In this research, we underscored autonomous vehicles’ susceptibility to cyber-attacks, stressing the need for potent security measures. Utilizing machine learning algorithms, we presented a Gradient Boosting-based detection procedure, exhibiting remarkable performance in mitigating threats, with an accuracy of 99.7% and a precision score of 0.987. The study’s outcomes highlight Gradient Boosting’s potential in tackling IoT and IIoT cyber threats. As autonomous vehicles assume critical tasks, the importance of their security amplifies. This research contributes valuable insights towards developing robust countermeasures and underscores the necessity for continued exploration in autonomous vehicle cybersecurity to safeguard these systems and the interconnected environment.

7 Conclusion

To conclude, this investigation illustrates the efficacious application of a Gradient Boosting methodology for tackling cyber threats in autonomous vehicle networks.

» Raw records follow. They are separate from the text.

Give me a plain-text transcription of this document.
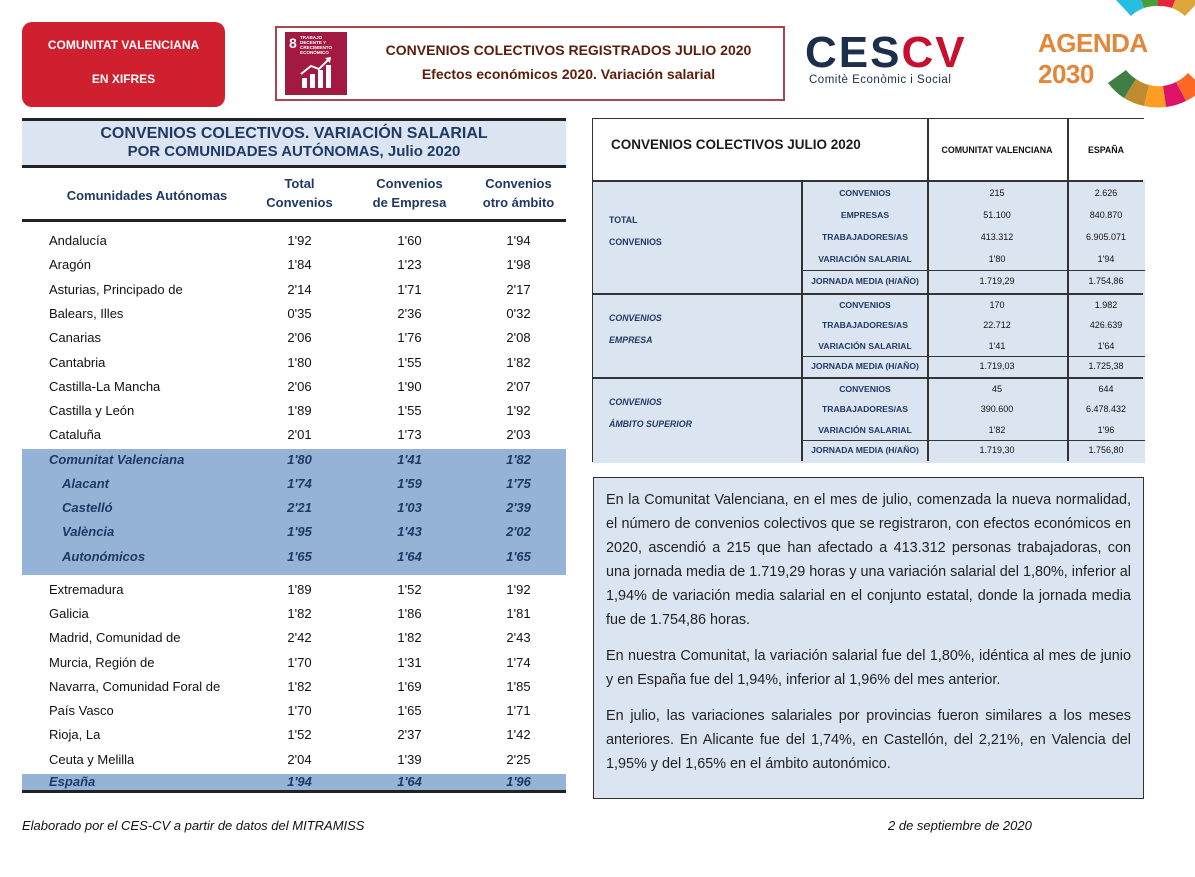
COMUNITAT VALENCIANA
EN XIFRES
8 TRABAJO DECENTE Y CRECIMIENTO ECONÓMICO	CONVENIOS COLECTIVOS REGISTRADOS JULIO 2020
Efectos económicos 2020. Variación salarial	CESCV
Comitè Econòmic i Social
AGENDA 2030
CONVENIOS COLECTIVOS. VARIACIÓN SALARIAL
POR COMUNIDADES AUTÓNOMAS, Julio 2020
Comunidades Autónomas
Total
Convenios
Convenios
de Empresa
Convenios
otro ámbito
Andalucía	1'92	1'60	1'94
Aragón	1'84	1'23	1'98
Asturias, Principado de	2'14	1'71	2'17
Balears, Illes	0'35	2'36	0'32
Canarias	2'06	1'76	2'08
Cantabria	1'80	1'55	1'82
Castilla-La Mancha	2'06	1'90	2'07
Castilla y León	1'89	1'55	1'92
Cataluña	2'01	1'73	2'03
Comunitat Valenciana	1'80	1'41	1'82
Alacant	1'74	1'59	1'75
Castelló	2'21	1'03	2'39
València	1'95	1'43	2'02
Autonómicos	1'65	1'64	1'65
Extremadura	1'89	1'52	1'92
Galicia	1'82	1'86	1'81
Madrid, Comunidad de	2'42	1'82	2'43
Murcia, Región de	1'70	1'31	1'74
Navarra, Comunidad Foral de	1'82	1'69	1'85
País Vasco	1'70	1'65	1'71
Rioja, La	1'52	2'37	1'42
Ceuta y Melilla	2'04	1'39	2'25
España	1'94	1'64	1'96
CONVENIOS COLECTIVOS JULIO 2020	COMUNITAT VALENCIANA	ESPAÑA
TOTAL
CONVENIOS
CONVENIOS	215	2.626
EMPRESAS	51.100	840.870
TRABAJADORES/AS	413.312	6.905.071
VARIACIÓN SALARIAL	1'80	1'94
JORNADA MEDIA (H/AÑO)	1.719,29	1.754,86
CONVENIOS
EMPRESA
CONVENIOS	170	1.982
TRABAJADORES/AS	22.712	426.639
VARIACIÓN SALARIAL	1'41	1'64
JORNADA MEDIA (H/AÑO)	1.719,03	1.725,38
CONVENIOS
ÁMBITO SUPERIOR
CONVENIOS	45	644
TRABAJADORES/AS	390.600	6.478.432
VARIACIÓN SALARIAL	1'82	1'96
JORNADA MEDIA (H/AÑO)	1.719,30	1.756,80

En la Comunitat Valenciana, en el mes de julio, comenzada la nueva normalidad, el número de convenios colectivos que se registraron, con efectos económicos en 2020, ascendió a 215 que han afectado a 413.312 personas trabajadoras, con una jornada media de 1.719,29 horas y una variación salarial del 1,80%, inferior al 1,94% de variación media salarial en el conjunto estatal, donde la jornada media fue de 1.754,86 horas.

En nuestra Comunitat, la variación salarial fue del 1,80%, idéntica al mes de junio y en España fue del 1,94%, inferior al 1,96% del mes anterior.

En julio, las variaciones salariales por provincias fueron similares a los meses anteriores. En Alicante fue del 1,74%, en Castellón, del 2,21%, en Valencia del 1,95% y del 1,65% en el ámbito autonómico.

Elaborado por el CES-CV a partir de datos del MITRAMISS	2 de septiembre de 2020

We exhibited the method’s superiority in counteracting attacks such as MitM, DDoS, Deauth, and Replay through the utilization of diverse machine learning algorithms. Our results underline the essentiality of machine learning for autonomous vehicle security within the IoT and IIoT infrastructure. Continued research is imperative for the advancement of countermeasures and the adaptation to the progressively complex cyber threat landscape in autonomous vehicle technology.